Equality and inclusion in everyday GP access

Equality and inclusion shape whether a patient can contact the practice, explain what they need, understand the next step and feel safe returning.
What inclusion looks like at first contact
Inclusive access goes beyond having a phone line, online form or text message. Those routes only help if a patient can use them. Language, disability, poverty, digital access, fear, trauma, caring responsibilities or previous poor experiences can all exclude people.
Reception staff are often the first to notice when a route does not work. You do not need to redesign the whole service on the spot, but you should recognise when a standard process creates a barrier and follow local steps to help.
Practical signs of exclusion
- A patient repeatedly fails to use online forms or telephone queues.
- A carer explains that appointment letters are not understood.
- A patient misses reviews because text reminders are inaccessible.
- A person becomes distressed because they cannot explain their need in the format offered.
Fair access means the route must be usable, not merely available.

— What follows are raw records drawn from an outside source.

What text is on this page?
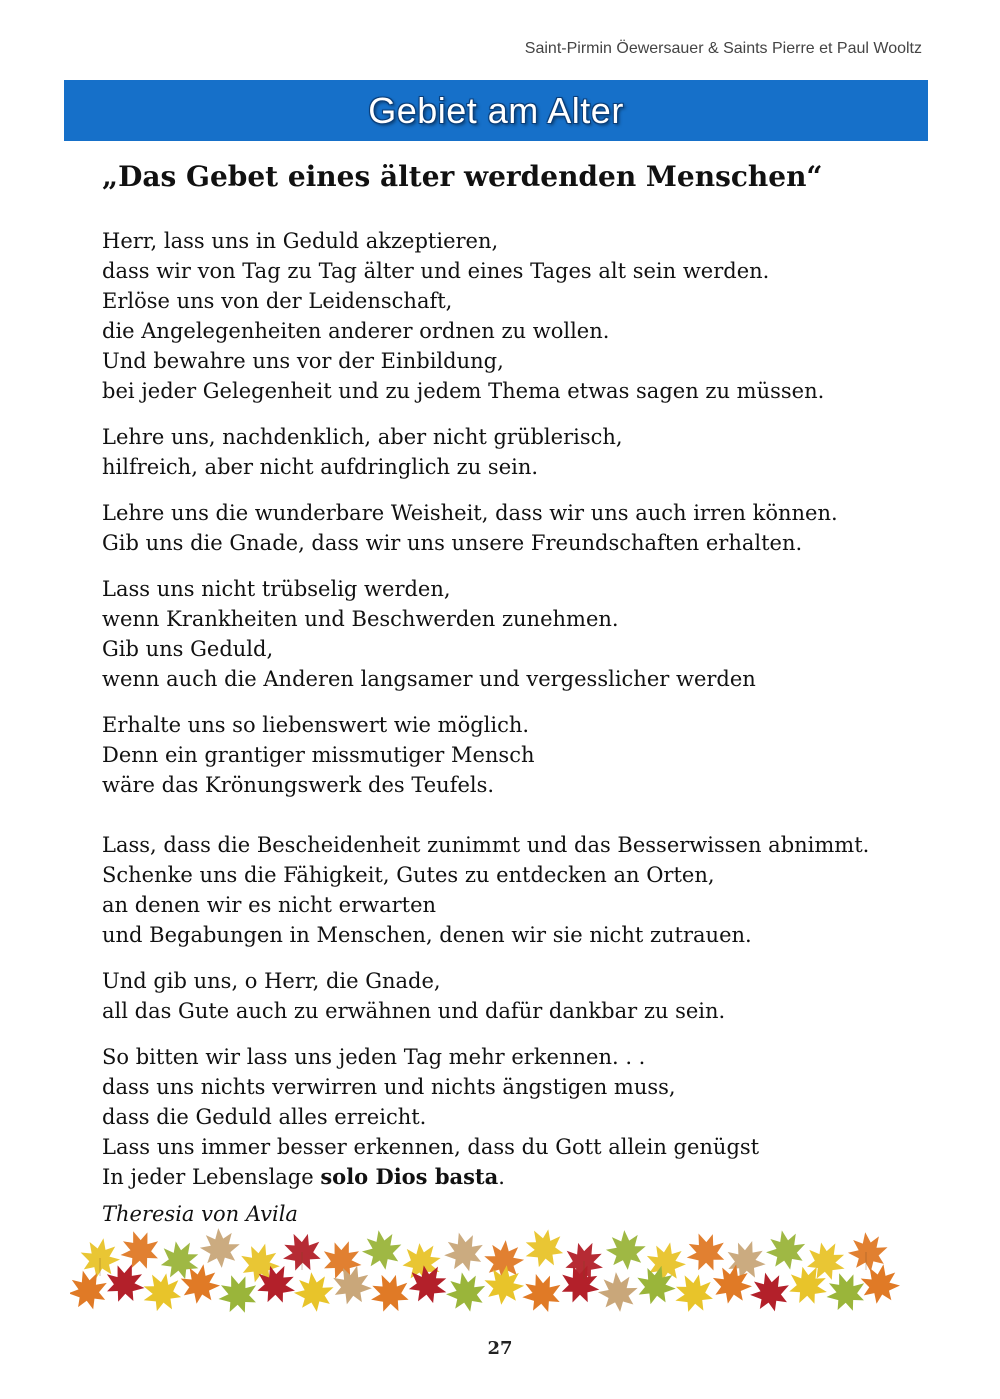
Saint-Pirmin Öewersauer & Saints Pierre et Paul Wooltz
Gebiet am Alter
„Das Gebet eines älter werdenden Menschen“

Herr, lass uns in Geduld akzeptieren,
dass wir von Tag zu Tag älter und eines Tages alt sein werden.
Erlöse uns von der Leidenschaft,
die Angelegenheiten anderer ordnen zu wollen.
Und bewahre uns vor der Einbildung,
bei jeder Gelegenheit und zu jedem Thema etwas sagen zu müssen.

Lehre uns, nachdenklich, aber nicht grüblerisch,
hilfreich, aber nicht aufdringlich zu sein.

Lehre uns die wunderbare Weisheit, dass wir uns auch irren können.
Gib uns die Gnade, dass wir uns unsere Freundschaften erhalten.

Lass uns nicht trübselig werden,
wenn Krankheiten und Beschwerden zunehmen.
Gib uns Geduld,
wenn auch die Anderen langsamer und vergesslicher werden

Erhalte uns so liebenswert wie möglich.
Denn ein grantiger missmutiger Mensch
wäre das Krönungswerk des Teufels.

Lass, dass die Bescheidenheit zunimmt und das Besserwissen abnimmt.
Schenke uns die Fähigkeit, Gutes zu entdecken an Orten,
an denen wir es nicht erwarten
und Begabungen in Menschen, denen wir sie nicht zutrauen.

Und gib uns, o Herr, die Gnade,
all das Gute auch zu erwähnen und dafür dankbar zu sein.

So bitten wir lass uns jeden Tag mehr erkennen. . .
dass uns nichts verwirren und nichts ängstigen muss,
dass die Geduld alles erreicht.
Lass uns immer besser erkennen, dass du Gott allein genügst
In jeder Lebenslage solo Dios basta.

Theresia von Avila
27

Pause before treating a failed route as the patient's fault. A missed call, incomplete online request or complaint about access can indicate the need for a different communication method, a reasonable adjustment, language support or clearer signposting. Record the barrier so the team can see it.
For reception and care navigation staff, the test is whether the person can use the route offered without being disadvantaged by something the practice could reasonably notice or adapt. Small actions - offering assisted access, checking communication preferences or involving a supervisor - can stop a barrier becoming a missed appointment or a complaint.